I am still caught up in the question of how to define the fitness function. The version I have now (minimizing the Bayesian Regret of the population as a whole measured across abstact “issues”) is interest as a way of directly comparing different models. But there is no functionality to this measure. The law is partly about constraining the range of citizen action – so I am still looking for an elegant way to use a single character string to represent the scope of agent behaviors, and allowing the ‘law’ to represent contraints in those behaviors.

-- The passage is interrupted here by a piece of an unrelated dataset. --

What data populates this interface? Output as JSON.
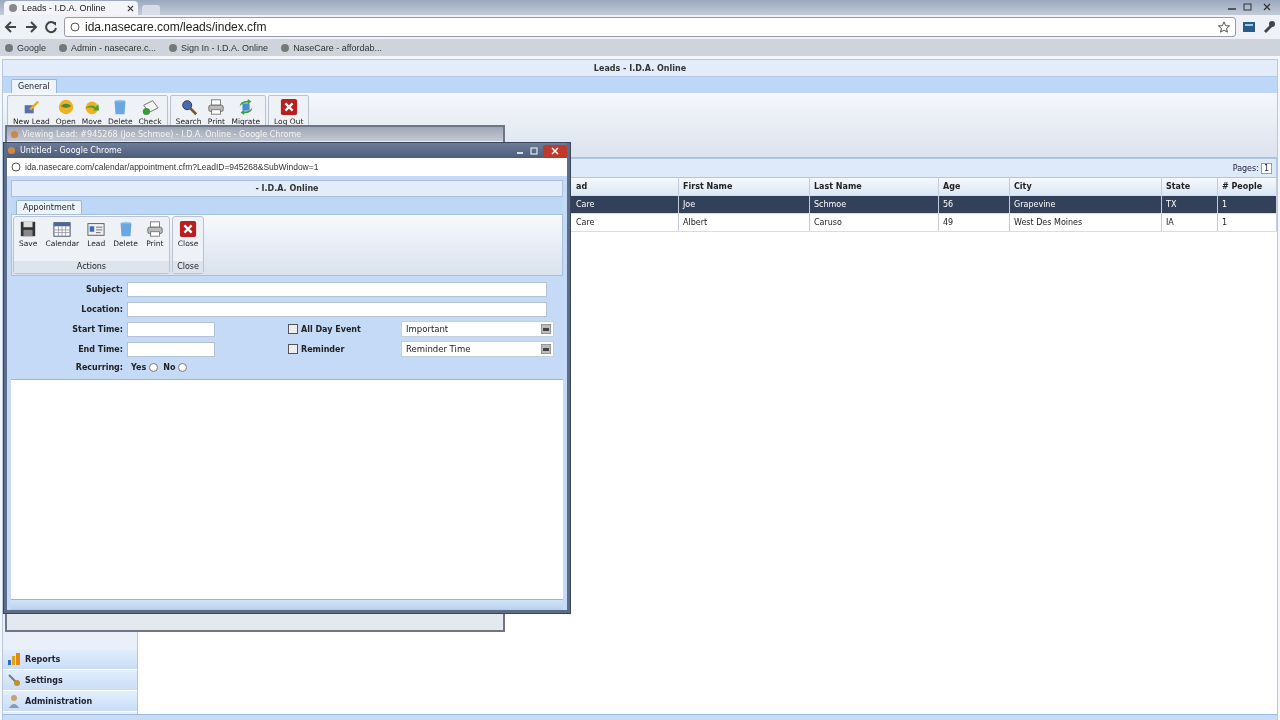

This is converging somewhere in the neighborhood of modeling the Tragedy of the Commons…possibly. There could be a renewable resource (or a few), agents which harvest that resource, trade, possibly steal or kill, and have a happiness measure based on some combination of wealth and whether they have been abused by other agents. Hmm.
One problem I keep bumping up against is that ABMs are designed to model emergent behaviors by agents acting locally. But I’m trying to explore some dynamics associated with political activity, which (for some people at least) means thinking about the larger society in which one operates – exactly what agents aren’t supposed to do. But could they? Does it just deepen the model to provide some capacity to for the agents to think globally (and is it technically possible….). I’m still working out the limits of this approach, no to mention exactly what I’m trying to do.